Fondazioni, Mediobanca Securities suggerisce swap quote banche con CoCo bond

mercoledì 5 febbraio 2014 16:48
 

MILANO, 5 febbraio (Reuters) - Le fondazioni che detengono partecipazioni nelle banche italiane potrebbero convertire le azioni in CoCo bond per aumentare la visibilità dei rendimenti del proprio investimento e migliorare la governance degli istituti.

E' questa l'idea lanciata da Mediobanca Securities in uno studio pubblicato oggi dal titolo "Prendere tre piccioni con una fava".

La transizione da azioni a CoCo bond lascerebbe immutata l'adeguatezza patrimoniale degli istituti in quanto il 13 dicembre scorso il Parlamento ha approvato la deducibilità fiscale delle cedole dei CoCo per gli istituti.

Mediobanca Securities ha compiuto una simulazione su Intesa Sanpaolo e UniCredit, banche nelle quali le fondazioni detengono rispettivamente il 28% e l'11% del capitale ordinario.

Si determinerebbe nel caso di Intesa un miglioramento del 14% sull'Eps e di 5 punti su Rote e nel caso di UniCredit del 30% e di 2 punti rispettivamente con un aumento di 1 punto per il dividend yield e del 3% del premio di rendimento sull'investimento per le fondazioni.

I CoCo bond sono obbligazioni convertibili di tipo 'contingent' vale a dire che la conversione in azioni scatta al verificarsi di un evento specifico, come ad esempio nel caso in cui i corsi azionari superino un certo livello per un certo periodo di tempo.
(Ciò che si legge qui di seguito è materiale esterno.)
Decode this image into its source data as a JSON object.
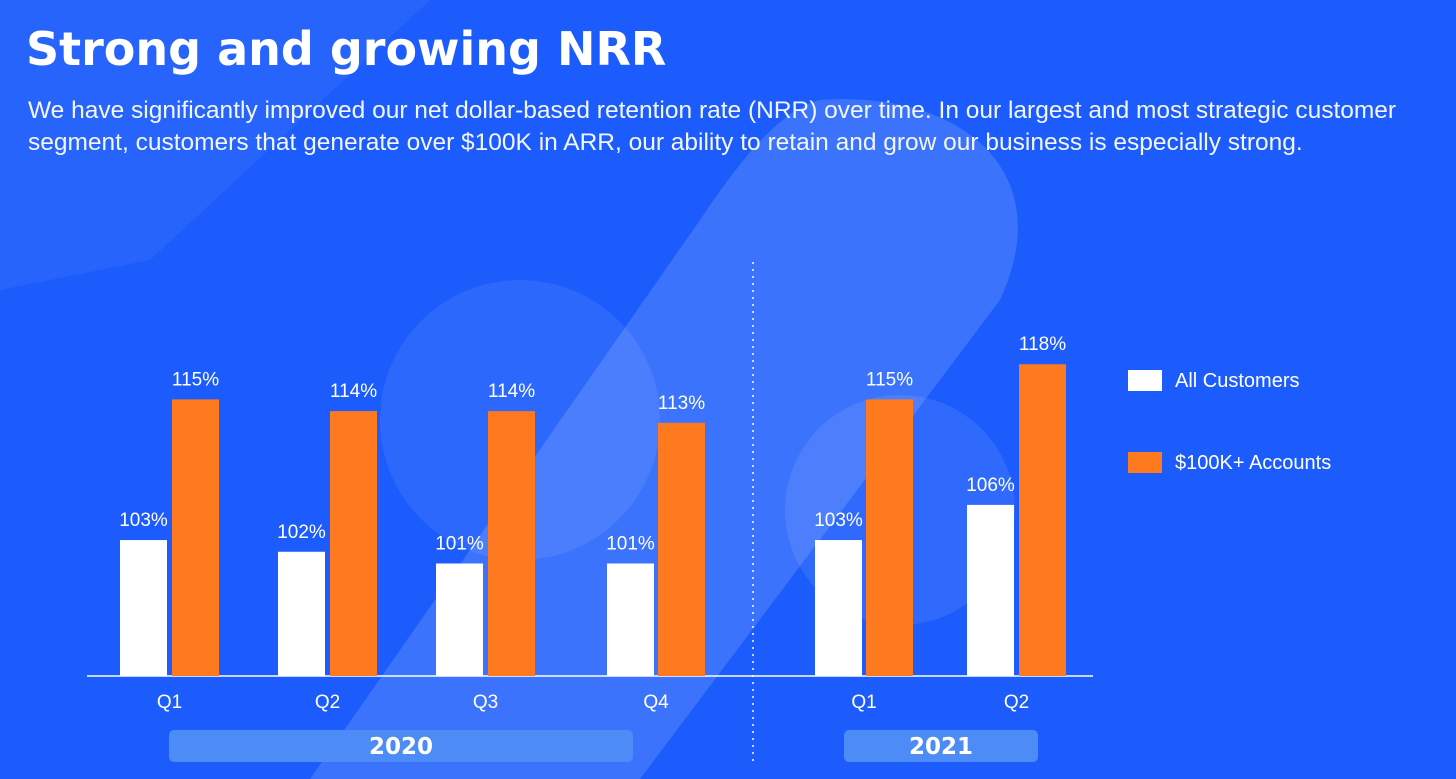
{
  "header": {
    "title": "Strong and growing NRR",
    "subtitle": "We have significantly improved our net dollar-based retention rate (NRR) over time. In our largest and most strategic customer segment, customers that generate over $100K in ARR, our ability to retain and grow our business is especially strong."
  },
  "colors": {
    "background": "#1c5cfc",
    "all_customers": "#ffffff",
    "accounts_100k": "#ff7a1f",
    "year_band": "#4d8bf7"
  },
  "chart_data": {
    "type": "bar",
    "categories": [
      "Q1",
      "Q2",
      "Q3",
      "Q4",
      "Q1",
      "Q2"
    ],
    "groups": [
      {
        "label": "2020",
        "categories": [
          "Q1",
          "Q2",
          "Q3",
          "Q4"
        ]
      },
      {
        "label": "2021",
        "categories": [
          "Q1",
          "Q2"
        ]
      }
    ],
    "series": [
      {
        "name": "All Customers",
        "values": [
          103,
          102,
          101,
          101,
          103,
          106
        ],
        "labels": [
          "103%",
          "102%",
          "101%",
          "101%",
          "103%",
          "106%"
        ]
      },
      {
        "name": "$100K+ Accounts",
        "values": [
          115,
          114,
          114,
          113,
          115,
          118
        ],
        "labels": [
          "115%",
          "114%",
          "114%",
          "113%",
          "115%",
          "118%"
        ]
      }
    ],
    "title": "",
    "xlabel": "",
    "ylabel": "",
    "grid": false,
    "legend": "right"
  }
}
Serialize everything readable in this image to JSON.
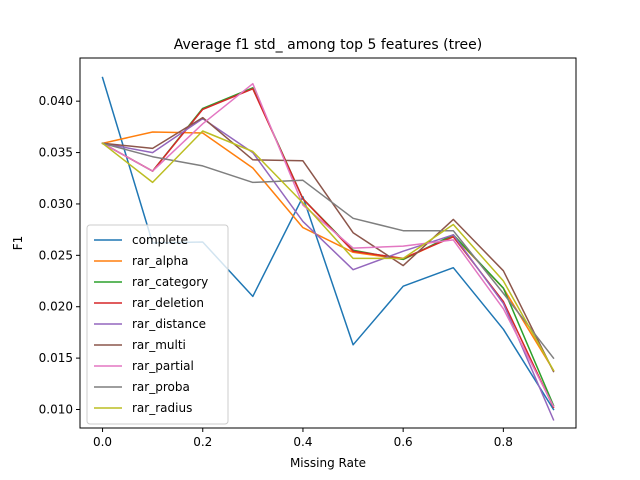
{
  "chart_data": {
    "type": "line",
    "title": "Average f1 std_ among top 5 features (tree)",
    "xlabel": "Missing Rate",
    "ylabel": "F1",
    "xlim": [
      -0.045,
      0.945
    ],
    "ylim": [
      0.0082,
      0.0442
    ],
    "xticks": [
      0.0,
      0.2,
      0.4,
      0.6,
      0.8
    ],
    "xtick_labels": [
      "0.0",
      "0.2",
      "0.4",
      "0.6",
      "0.8"
    ],
    "yticks": [
      0.01,
      0.015,
      0.02,
      0.025,
      0.03,
      0.035,
      0.04
    ],
    "ytick_labels": [
      "0.010",
      "0.015",
      "0.020",
      "0.025",
      "0.030",
      "0.035",
      "0.040"
    ],
    "grid": false,
    "legend_position": "lower-left",
    "x": [
      0.0,
      0.1,
      0.2,
      0.3,
      0.4,
      0.5,
      0.6,
      0.7,
      0.8,
      0.9
    ],
    "series": [
      {
        "name": "complete",
        "color": "#1f77b4",
        "values": [
          0.0423,
          0.0262,
          0.0263,
          0.021,
          0.0307,
          0.0163,
          0.022,
          0.0238,
          0.0178,
          0.01
        ]
      },
      {
        "name": "rar_alpha",
        "color": "#ff7f0e",
        "values": [
          0.0359,
          0.037,
          0.0369,
          0.0335,
          0.0277,
          0.0253,
          0.0246,
          0.0269,
          0.0218,
          0.0138
        ]
      },
      {
        "name": "rar_category",
        "color": "#2ca02c",
        "values": [
          0.0359,
          0.0332,
          0.0393,
          0.0413,
          0.0305,
          0.0255,
          0.0246,
          0.027,
          0.0218,
          0.0104
        ]
      },
      {
        "name": "rar_deletion",
        "color": "#d62728",
        "values": [
          0.0359,
          0.0332,
          0.0392,
          0.0412,
          0.0305,
          0.0254,
          0.0247,
          0.0268,
          0.0205,
          0.0102
        ]
      },
      {
        "name": "rar_distance",
        "color": "#9467bd",
        "values": [
          0.0359,
          0.035,
          0.0383,
          0.035,
          0.0283,
          0.0236,
          0.0254,
          0.027,
          0.0203,
          0.009
        ]
      },
      {
        "name": "rar_multi",
        "color": "#8c564b",
        "values": [
          0.0359,
          0.0354,
          0.0384,
          0.0343,
          0.0342,
          0.0272,
          0.024,
          0.0285,
          0.0235,
          0.0137
        ]
      },
      {
        "name": "rar_partial",
        "color": "#e377c2",
        "values": [
          0.0359,
          0.0332,
          0.0378,
          0.0417,
          0.0299,
          0.0257,
          0.0259,
          0.0265,
          0.0198,
          0.0103
        ]
      },
      {
        "name": "rar_proba",
        "color": "#7f7f7f",
        "values": [
          0.0359,
          0.0346,
          0.0337,
          0.0321,
          0.0323,
          0.0286,
          0.0274,
          0.0274,
          0.0213,
          0.015
        ]
      },
      {
        "name": "rar_radius",
        "color": "#bcbd22",
        "values": [
          0.0359,
          0.0321,
          0.0371,
          0.0351,
          0.0301,
          0.0247,
          0.0247,
          0.028,
          0.0225,
          0.0138
        ]
      }
    ]
  }
}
Rispetto alle altre categorie di bond convertibili non vanno inclusi nel calcolo dell'Eps diluito finché non scattano le condizioni per la conversione.

"UniCredit e Intesa Sanpaolo presenteranno i business plan a marzo e la gestione del capitale sarà certamente uno dei punti strategici principali. Riteniamo che i Ceo saranno aperti a valutare tutte le opzioni per allocare il capitale in modo più efficiente per ottenere più utili dopo anni trascorsi a rafforzare i bilanci", conclude il report.